Salesforce (CRM), Snowflake (SNOW), and Oracle (ORCL) are among Mizuho’s top enterprise software stocks for 2026, the firm said in an investment note on Tuesday.
“One year ago, we had noted that ‘as we prepare to enter 2025, we view the risk/ reward in software to be more balanced than 12 months ago, and we’d be surprised to see a similar magnitude of appreciation next year,’” the analysts wrote in a note to clients. “And indeed, following two years of strong software performance, the group came back down to earth in 2025, with the IGV (+5%) materially underperforming both the NASDAQ (+19%) and the S&P (+16%). Looking forward, even though a higher level of unpredictability may create some unusual challenges and a particularly rocky path, we believe that the software sector is likely to return to outperformance in 2026.”
Salesforce
Salesforce is “systematically addressing” all the issues that prevented broader Agentforce adoption, Mizuho analyst Gregg Moskowitz said. “In addition, we believe CRM’s core position as the system of record for front-office sales, marketing, and customer support provides a foundation to further centralize data via Data 360,” Moskowitz wrote in the note. “We reiterate that CY26 should be a much better year for CRM than CY25, and with legitimate potential for organic re-acceleration.” He has an Outperform rating and $360 price target on Salesforce.
Snowflake
Snowflake is benefiting from “healthy consumption activity” and there are secular trends pushing enterprises to modernize their data sets, which should sustain growth, Moskowitz added.
“In addition, SNOW will be able to have greater success by layering incremental contribution from several emerging growth areas, and an increased focus on GTM investment and sales productivity should be additive,” Moskowitz wrote. “Net, with SNOW’s core data warehousing business exhibiting much strength, and its AI and ML features ramping (currently $100M in AI ARR and will be far higher next year), we continue to like SNOW as a best-in-class way to play data modernization.” Moskowitz has an Outperform rating and $285 price target on Snowflake.
Oracle
Oracle has had a rough go of it since September, with the stock down nearly 50%. However, analyst Siti Panigrahi said 2025 a “transformative” year for the company, as it went from “an emerging cloud vendor into a key AI infrastructure player.”

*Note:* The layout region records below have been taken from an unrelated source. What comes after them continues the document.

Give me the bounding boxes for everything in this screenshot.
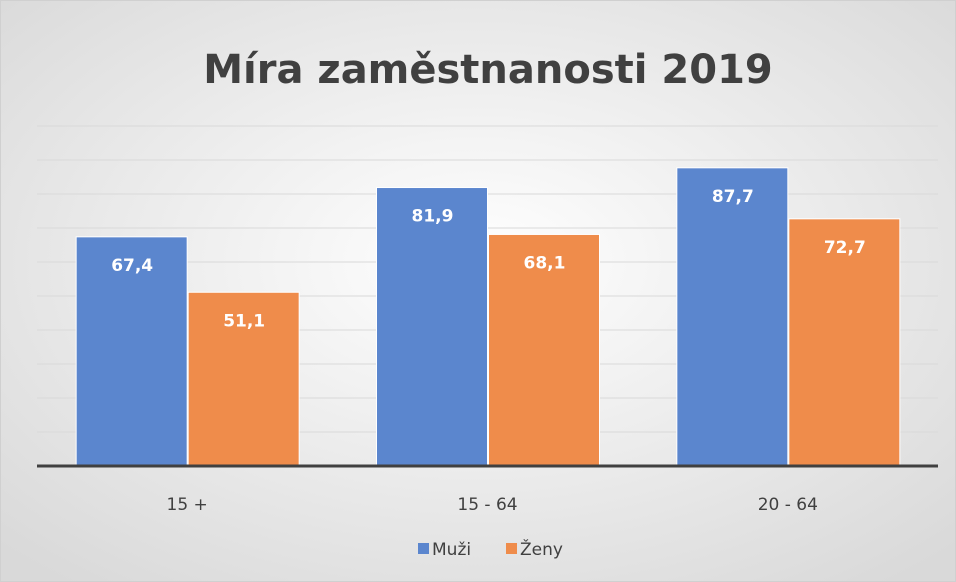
bar xyxy=(676,167,789,467)
data-label: 67,4 xyxy=(111,256,153,276)
bar xyxy=(75,236,188,467)
bar xyxy=(488,233,600,467)
legend-swatch xyxy=(506,543,517,554)
data-label: 72,7 xyxy=(824,238,866,258)
legend-label: Ženy xyxy=(520,538,563,560)
x-tick-label: 15 + xyxy=(167,495,208,515)
legend-swatch xyxy=(418,543,429,554)
x-tick-label: 15 - 64 xyxy=(457,495,517,515)
x-tick-label: 20 - 64 xyxy=(758,495,818,515)
bar xyxy=(376,187,488,467)
bar xyxy=(788,218,901,467)
data-label: 68,1 xyxy=(524,253,566,273)
data-label: 87,7 xyxy=(712,187,754,207)
chart-title: Míra zaměstnanosti 2019 xyxy=(203,47,773,93)
legend-label: Muži xyxy=(432,540,471,560)
data-label: 51,1 xyxy=(223,311,265,331)
bar xyxy=(187,291,300,467)
data-label: 81,9 xyxy=(412,207,454,227)
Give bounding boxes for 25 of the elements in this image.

“We see Oracle as a [long-term] AI beneficiary given its end to end stack, including apps, its industry leading database for mission-critical workloads, and OCI for AI training and inference. Investor concerns around OpenAI concentration and data center financing are valid, but overstated: AI capacity remains supply constrained and Oracle’s buildout is fungible across customers. Oracle also plans to maintain an investment grade rating and lean on debt, vendor financing, capital leases, and customer supplied chips to limit its CapEx investments. At current levels, we estimate Oracle’s core business (excluding AI) supports a $250+ valuation, making the risk reward particularly attractive heading into 2026.” Panigrahi has an Outperform rating and $400 price target on Oracle.
Atlassian
Atlassian (TEAM) is likely to benefit from a two-pronged approach, Moskowitz said: next-gen tech and an improving group of cloud-based products. “In addition, the recent Data Center sunsetting will drive stronger acceleration of cloud migration activity,” Moskowitz said. “We also believe that it is far more difficult for AI to disintermediate TEAM than the market currently surmises. Finally, we believe that TEAM continues to have pricing power, both in the cloud and on-premise.” Moskowitz has an Outperform rating and $245 price target on Atlassian.
Intuit
Intuit (INTU) is one of the “highest-quality long-term growth stories in software,” Panigrahi said, thanks to QuickBooks, TurboTax and consistently rising margins and shareholder returns.
“Early but encouraging traction in the mid-market, where QBO Advanced and IES are sustaining ~40% Y/Y growth, supports a multi-year up-market expansion opportunity,” Panigrahi wrote in a note to clients. “Meanwhile, FY25 was a breakout year for TurboTax, particularly in assisted offerings, and FY26 initiatives plus tax-related tailwinds further strengthen the setup. We believe continued execution can drive upside to both growth and margins and reinforce Intuit’s premium multiple.” Panigrahi has an Outperform rating and $875 price target on Intuit.
Autodesk
Autodesk (ADSK) has largely completed its transaction-model, which should position it for “sustainable growth re-acceleration into the low double digits to low teens and margin expansion,” Panigrahi said.
“More direct sales should drive growth and margins via cross-sell, revenue synergies, and cost efficiencies,” Panigrahi wrote. “Construction spending is improving, with potential rate cuts a tailwind. Management tone is more constructive as the new CFO, nearly a year in, sees stable customer spending. Autodesk’s mission-critical, oligopolistic AEC/manufacturing footprint supports durability. A connected cloud and data platform enables monetization of GenAI-driven design and automation. FY26 FCF should rebuild, while valuation remains ~30% below peers.” Panigrahi has an Outperform rating and $375 price target on Autodesk.